Um caso sem solução
“A coisa mais bela que o homem pode experimentar é o mistério. É essa emoção fundamental que está na raiz de toda ciência e toda arte.” (Albert Einstein)
Diga-me com quem andas, e… não te direi coisa alguma, porque não tenho nada a ver com isso. Ah, quem nos dera! Quem nunca se pegou opinando sobre algo que não nos diz respeito? Criando teorias e soluções para dilemas que não os nossos? Atire a primeira pedra! Sabemos de cor a melhor escalação para o nosso time, os melhores candidatos para nossa cidade, se aquele conhecido deve se separar ou não. Uma coisa, porém, é desenvolver uma ideia sobre uma questão, outra, bem diferente, é externar esse pensamento. Ah, quem nos dera.
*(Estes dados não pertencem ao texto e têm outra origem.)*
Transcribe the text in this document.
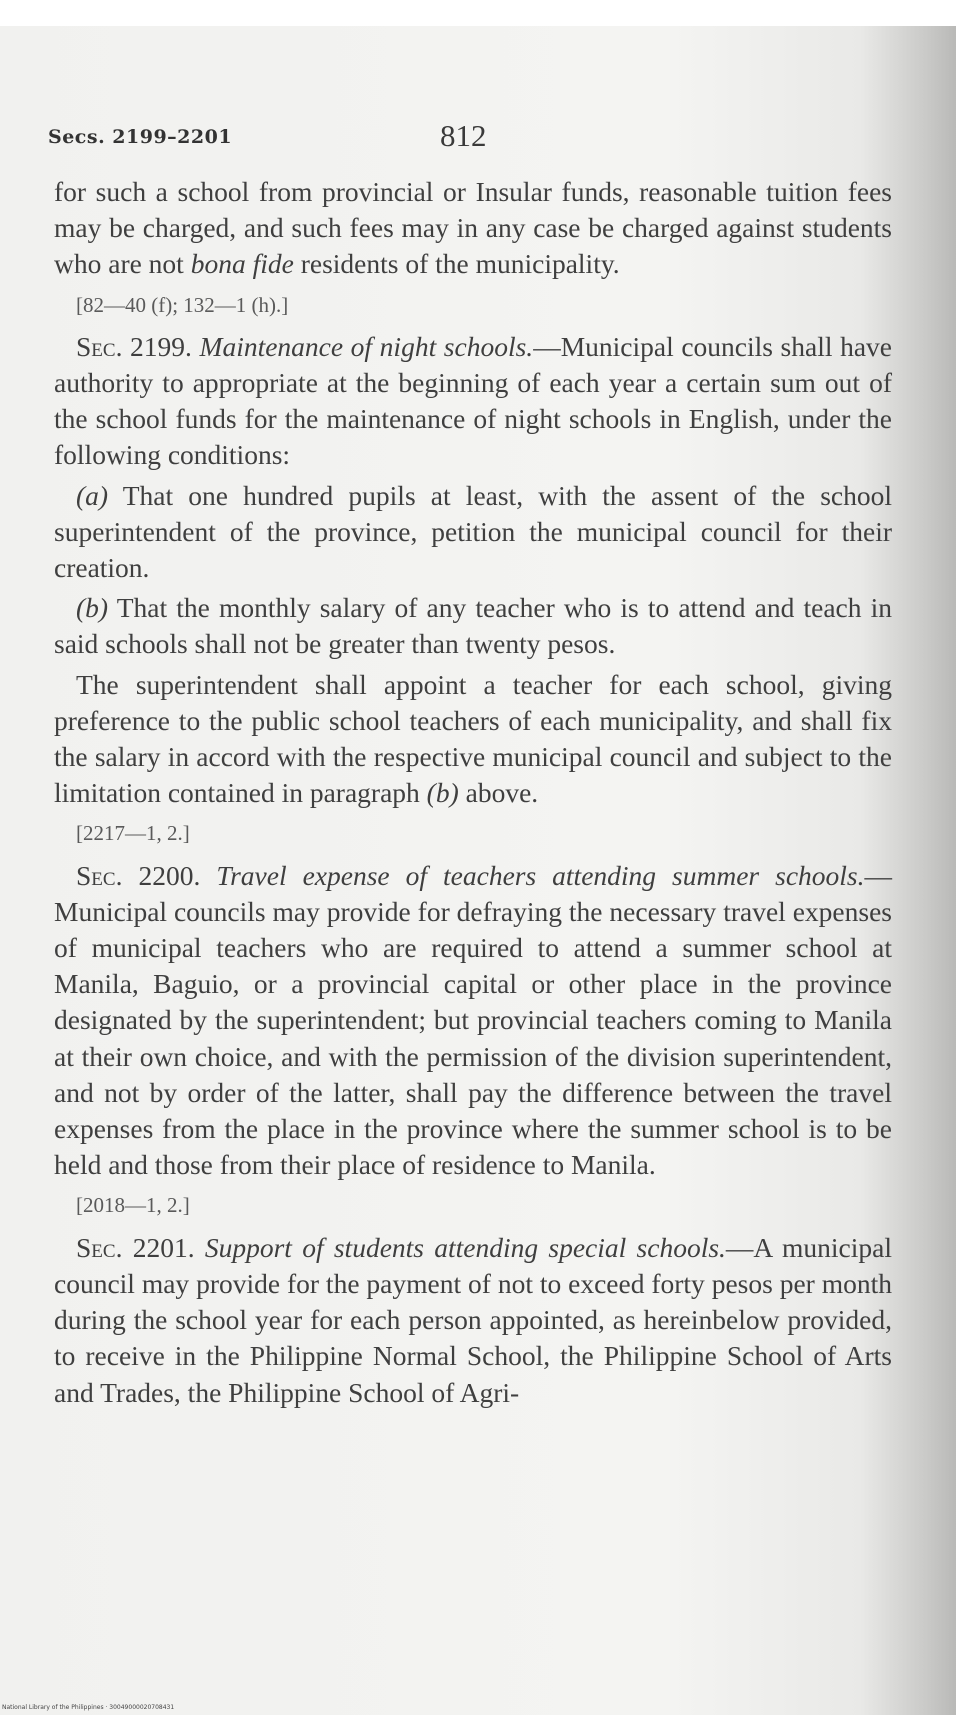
Secs. 2199–2201	812

for such a school from provincial or Insular funds, reasonable tuition fees may be charged, and such fees may in any case be charged against students who are not bona fide residents of the municipality.

[82—40 (f); 132—1 (h).]

Sec. 2199. Maintenance of night schools.—Municipal councils shall have authority to appropriate at the beginning of each year a certain sum out of the school funds for the maintenance of night schools in English, under the following conditions:

(a) That one hundred pupils at least, with the assent of the school superintendent of the province, petition the municipal council for their creation.

(b) That the monthly salary of any teacher who is to attend and teach in said schools shall not be greater than twenty pesos.

The superintendent shall appoint a teacher for each school, giving preference to the public school teachers of each municipality, and shall fix the salary in accord with the respective municipal council and subject to the limitation contained in paragraph (b) above.

[2217—1, 2.]

Sec. 2200. Travel expense of teachers attending summer schools.—Municipal councils may provide for defraying the necessary travel expenses of municipal teachers who are required to attend a summer school at Manila, Baguio, or a provincial capital or other place in the province designated by the superintendent; but provincial teachers coming to Manila at their own choice, and with the permission of the division superintendent, and not by order of the latter, shall pay the difference between the travel expenses from the place in the province where the summer school is to be held and those from their place of residence to Manila.

[2018—1, 2.]

Sec. 2201. Support of students attending special schools.—A municipal council may provide for the payment of not to exceed forty pesos per month during the school year for each person appointed, as hereinbelow provided, to receive in the Philippine Normal School, the Philippine School of Arts and Trades, the Philippine School of Agri-

National Library of the Philippines · 30049000020708431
A mente humana tem a necessidade de decifrar padrões, seja a partir de imagens, sons ou fatos, é uma sequela de nossa evolução. Fomos programados para reconhecer determinados indicadores do ambiente, na expectativa de encontrar algum fator em comum, que dê sentido ao que está sendo observado, a fim de nos prevenir de possíveis ameaças. Acontece que isso moldou nosso comportamento de tal maneira que a maioria de nós não consegue presenciar algo sem elucubrar uma razão, consequência ou solução.
Bráulio Tavares, em sua crônica “Quatro crimes insolúveis”, publicada em seu blogue “Mundo Fantasmo”, discorre sobre quatro crimes (um em Shangai, outro na Itália, os demais em Londres, e no Rio de Janeiro) arquivados, sem solução. Isso mesmo, ele apenas expõe os casos, sem se apegar a juízos de valor (o que não corrompe seu trabalho, absolutamente). Entretanto, um cara que tem mania de analisar letras de músicas não passa incólume por uma leitura dessas, e lá estava eu, bancando o detetive, tentando desvendar os mistérios daquela crônica.
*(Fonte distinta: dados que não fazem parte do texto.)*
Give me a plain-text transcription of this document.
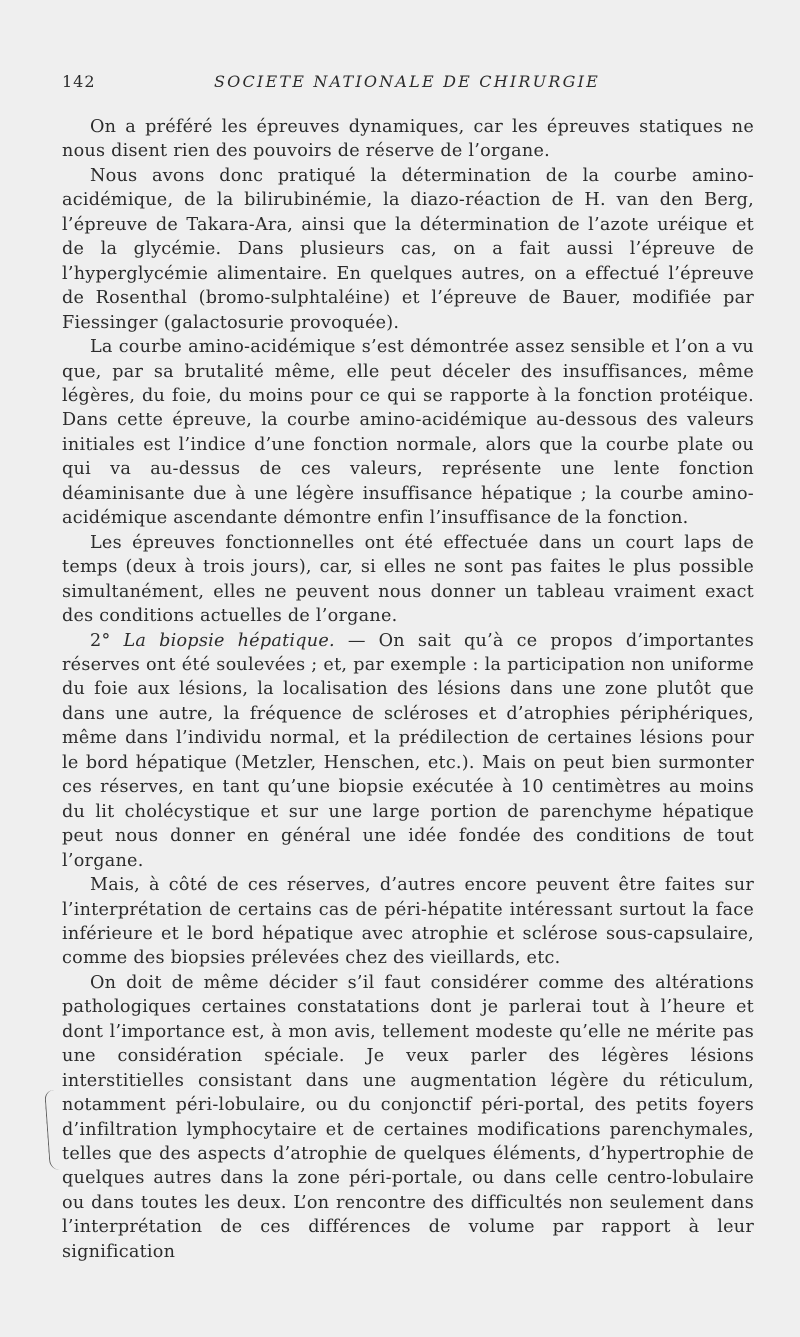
142	SOCIETE NATIONALE DE CHIRURGIE

On a préféré les épreuves dynamiques, car les épreuves statiques ne nous disent rien des pouvoirs de réserve de l’organe.

Nous avons donc pratiqué la détermination de la courbe amino-acidémique, de la bilirubinémie, la diazo-réaction de H. van den Berg, l’épreuve de Takara-Ara, ainsi que la détermination de l’azote uréique et de la glycémie. Dans plusieurs cas, on a fait aussi l’épreuve de l’hyperglycémie alimentaire. En quelques autres, on a effectué l’épreuve de Rosenthal (bromo-sulphtaléine) et l’épreuve de Bauer, modifiée par Fiessinger (galactosurie provoquée).

La courbe amino-acidémique s’est démontrée assez sensible et l’on a vu que, par sa brutalité même, elle peut déceler des insuffisances, même légères, du foie, du moins pour ce qui se rapporte à la fonction protéique. Dans cette épreuve, la courbe amino-acidémique au-dessous des valeurs initiales est l’indice d’une fonction normale, alors que la courbe plate ou qui va au-dessus de ces valeurs, représente une lente fonction déaminisante due à une légère insuffisance hépatique ; la courbe amino-acidémique ascendante démontre enfin l’insuffisance de la fonction.

Les épreuves fonctionnelles ont été effectuée dans un court laps de temps (deux à trois jours), car, si elles ne sont pas faites le plus possible simultanément, elles ne peuvent nous donner un tableau vraiment exact des conditions actuelles de l’organe.

2° La biopsie hépatique. — On sait qu’à ce propos d’importantes réserves ont été soulevées ; et, par exemple : la participation non uniforme du foie aux lésions, la localisation des lésions dans une zone plutôt que dans une autre, la fréquence de scléroses et d’atrophies périphériques, même dans l’individu normal, et la prédilection de certaines lésions pour le bord hépatique (Metzler, Henschen, etc.). Mais on peut bien surmonter ces réserves, en tant qu’une biopsie exécutée à 10 centimètres au moins du lit cholécystique et sur une large portion de parenchyme hépatique peut nous donner en général une idée fondée des conditions de tout l’organe.

Mais, à côté de ces réserves, d’autres encore peuvent être faites sur l’interprétation de certains cas de péri-hépatite intéressant surtout la face inférieure et le bord hépatique avec atrophie et sclérose sous-capsulaire, comme des biopsies prélevées chez des vieillards, etc.

On doit de même décider s’il faut considérer comme des altérations pathologiques certaines constatations dont je parlerai tout à l’heure et dont l’importance est, à mon avis, tellement modeste qu’elle ne mérite pas une considération spéciale. Je veux parler des légères lésions interstitielles consistant dans une augmentation légère du réticulum, notamment péri-lobulaire, ou du conjonctif péri-portal, des petits foyers d’infiltration lymphocytaire et de certaines modifications parenchymales, telles que des aspects d’atrophie de quelques éléments, d’hypertrophie de quelques autres dans la zone péri-portale, ou dans celle centro-lobulaire ou dans toutes les deux. L’on rencontre des difficultés non seulement dans l’interprétation de ces différences de volume par rapport à leur signification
Senti-me, então, inspirado a divagar por outros casos sem solução, com a diferença de elaborar ao menos uma teoria sobre o assunto. Por que não? A ciência dá-me abrigo.
Em 30 de janeiro de 1979, o voo 967 da Varig decolou em Tóquio, no Japão, rumo ao Rio de Janeiro, mas desapareceu no Oceano Pacífico, a cerca de 500 quilômetros da costa do Japão. O Boeing 707 transportava seis tripulantes e 20 toneladas em carga, que incluía 53 quadros do pintor Manabu Mabe, avaliadas em US$ 1,2 milhão. A buscas foram realizadas durante oito dias, entretanto, nada foi encontrado, nem mesmo os destroços da aeronave. Na época, um relatório da empresa apontou a impossibilidade de encontrar algum indício que explicasse as causas do desaparecimento do avião. Os seis tripulantes foram declarados mortos.
La casa de papel. Imagina aí, terráqueo: Professor e Cia. Ltda. reunindo-se em algum vilarejo em Tóquio, enchendo a cara de saquê, maquetes do galpão, rotas de saída, caminhões disfarçados, sistemas de semáforos hackeados… Meu senhor, as obras do talentosíssimo Manabu Mabe, jamais embarcaram naquele voo. Tendo em vista, que o piloto fez contato com a torre de controle vinte minutos após a decolagem, depreende-se que o avião, de fato, decolou. Seu desaparecimento, contudo, era o ato final da encenação. O fato de ele sumir, justamente, no profundo Oceano Pacífico justifica a dificuldade em encontrá-lo e mais ainda, a ausência de destroços indica que ele não explodiu ou não se desmantelou no choque com o mar; evidentemente, a presença de restos da fuselagem e da carga, revelaria a mágica do Professor. A trupe deve ter passado o resto de seus dias em algum paraíso tropical, de camisas floridas, tomando “Adios Muchachos” e “Blue Hawaiian’s”. Próximo!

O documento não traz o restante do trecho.